Spontaneous symmetry breaking of self-trapped and leaky modes in quasi-double-well potentials

TL;DR

This paper explores how nonlinear interactions in a double-well potential lead to spontaneous symmetry breaking and self-trapping of modes, with implications for optics and Bose-Einstein condensates, revealing the order of phase transitions depends on barrier height.

Contribution

It introduces a model combining cubic nonlinearity with a double-well potential supporting leaky modes, analyzing the interplay and order of symmetry breaking and self-trapping transitions.

Findings

Symmetry breaking occurs first at high barrier heights.
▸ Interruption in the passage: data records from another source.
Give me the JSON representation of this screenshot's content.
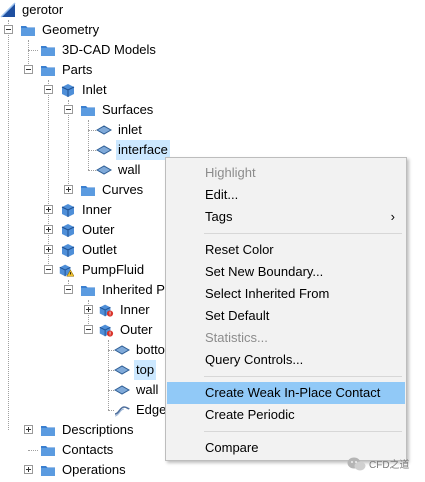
{
  "tree": {
    "root": "gerotor",
    "geometry": "Geometry",
    "cad_models": "3D-CAD Models",
    "parts": "Parts",
    "inlet": "Inlet",
    "surfaces": "Surfaces",
    "surf_inlet": "inlet",
    "surf_interface": "interface",
    "surf_wall": "wall",
    "curves": "Curves",
    "inner": "Inner",
    "outer": "Outer",
    "outlet": "Outlet",
    "pumpfluid": "PumpFluid",
    "inherited": "Inherited P",
    "pf_inner": "Inner",
    "pf_outer": "Outer",
    "pf_bottom": "botto",
    "pf_top": "top",
    "pf_wall": "wall",
    "pf_edges": "Edge",
    "descriptions": "Descriptions",
    "contacts": "Contacts",
    "operations": "Operations"
  },
  "context_menu": {
    "highlight": "Highlight",
    "edit": "Edit...",
    "tags": "Tags",
    "tags_arrow": "›",
    "reset_color": "Reset Color",
    "set_new_boundary": "Set New Boundary...",
    "select_inherited_from": "Select Inherited From",
    "set_default": "Set Default",
    "statistics": "Statistics...",
    "query_controls": "Query Controls...",
    "create_weak_contact": "Create Weak In-Place Contact",
    "create_periodic": "Create Periodic",
    "compare": "Compare"
  },
  "watermark": {
    "text": "CFD之道"
  },
  "colors": {
    "selection": "#cce8ff",
    "menu_highlight": "#91c9f7",
    "folder": "#3a7fd0"
  }
}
Leaky modes exhibit asymmetry in radiation tails during SSB.

Collision dynamics can trap solitons, causing persistent shuttle motion.

Abstract

We investigate competition between two phase transitions of the second kind induced by the self-attractive nonlinearity, viz., self-trapping of the leaky modes, and spontaneous symmetry breaking (SSB) of both fully trapped and leaky states. We use a one-dimensional mean-field model, which combines the cubic nonlinearity and a double-well-potential (DWP) structure with an elevated floor, which supports leaky modes (quasi-bound states) in the linear limit. The setting can be implemented in nonlinear optics and BEC. The order in which the SSB and self-trapping transitions take place with the growth of the nonlinearity strength depends on the height of the central barrier of the DWP: the SSB happens first if the barrier is relatively high, while self-trapping comes first if the barrier is lower. The SSB of the leaky modes is characterized by specific asymmetry of their radiation tails, which, in addition, feature a resonant dependence on the relation between the total size of the system and radiation wavelength. As a result of the SSB, the instability of symmetric modes initiates spontaneous Josephson oscillations. Collisions of freely moving solitons with the DWP structure admit trapping of an incident soliton into a state of persistent shuttle motion, due to emission of radiation. The study is carried out numerically, and basic results are explained by means of analytical considerations.